ABUAD’s 4,000 students are housed in exquisite hostels and fed in excellent refectories and are taught in well endowed laboratories, libraries and engineering workshops. The university is building a massive talents centre on three floors to provide facilities for all kinds of games including basketball, badminton, swimming, squash and dancing floors for students. The university is also building a massive hotel/guest house at the gate of the university which the founder believes will be the best hotel in Ado-Ekiti when completed. The institution is founded on the basis of NOT FOR PROFIT because whatever accrues to it is ploughed back into development and upgrade of facilities. To support this massive development, Chief Babalola has established a university farm that specializes in aquaculture that at its maximum level of development will not only be able to feed the students with fish but the entire city of Ado-Ekiti and its environs with fresh fish as well as smoked fish. That’s not all. The farm is also developing mass production of guinea fowls and quail birds, there is also a piggery but there is no poultry, obviously because Chief Babalola does not want to join the Nigerian crowd in the poultry business. There is a massive mango farm with close to 300,000 mango trees already planted. There is also a moringa farm and a laboratory attached to it producing moringa capsules, tea bags, cream etcetera.
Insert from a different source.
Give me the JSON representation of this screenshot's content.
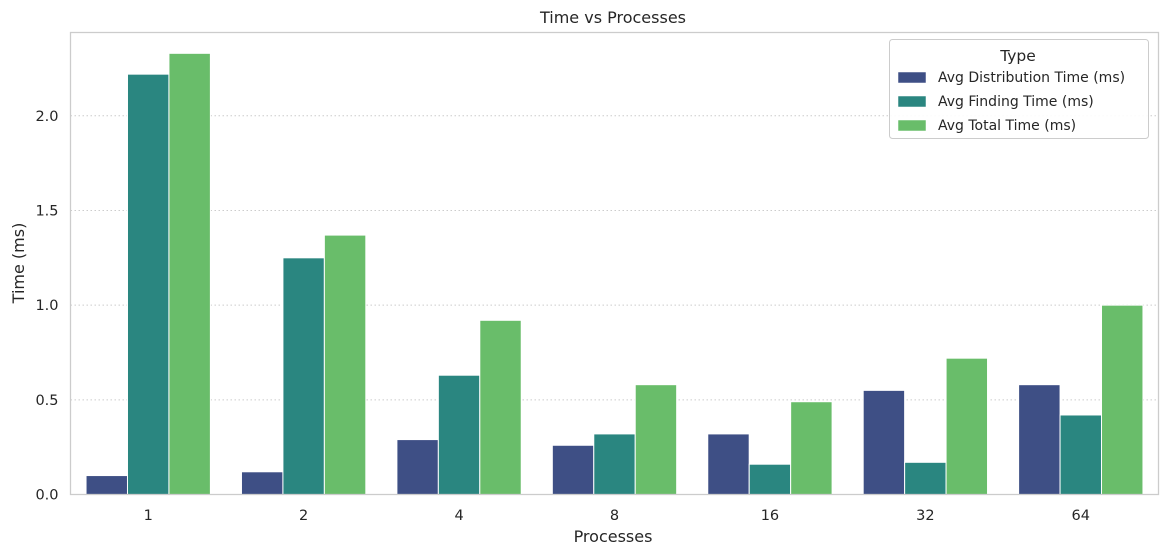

All these ventures would eventually serve as centres for entrepreneurial studies for the students so that they will not only be theoreticians but practitioners in the various fields of their academic endeavours. These ventures are also designed to sustain the university in future. Hundreds of young people are also gainfully employed in all these ventures.
I did not ask for how much it will cost to educate a child there but obviously as they say in Yoruba land that whatever is good must have a price. A child could have a first class education here in Nigeria in this university and perhaps at a fifth of the price to send the child abroad with all the psychological problems involved. ABUAD reminds me of what the University of Ibadan used to be like when I entered it in 1963. It was like a piece of western architecture in the tropics of Africa. This is what ABUAD is like today. ABUAD is service at its best and I pray that many Nigerians of means like Chief Afe Babalola would follow his example instead of spiriting our money abroad for the development of other lands.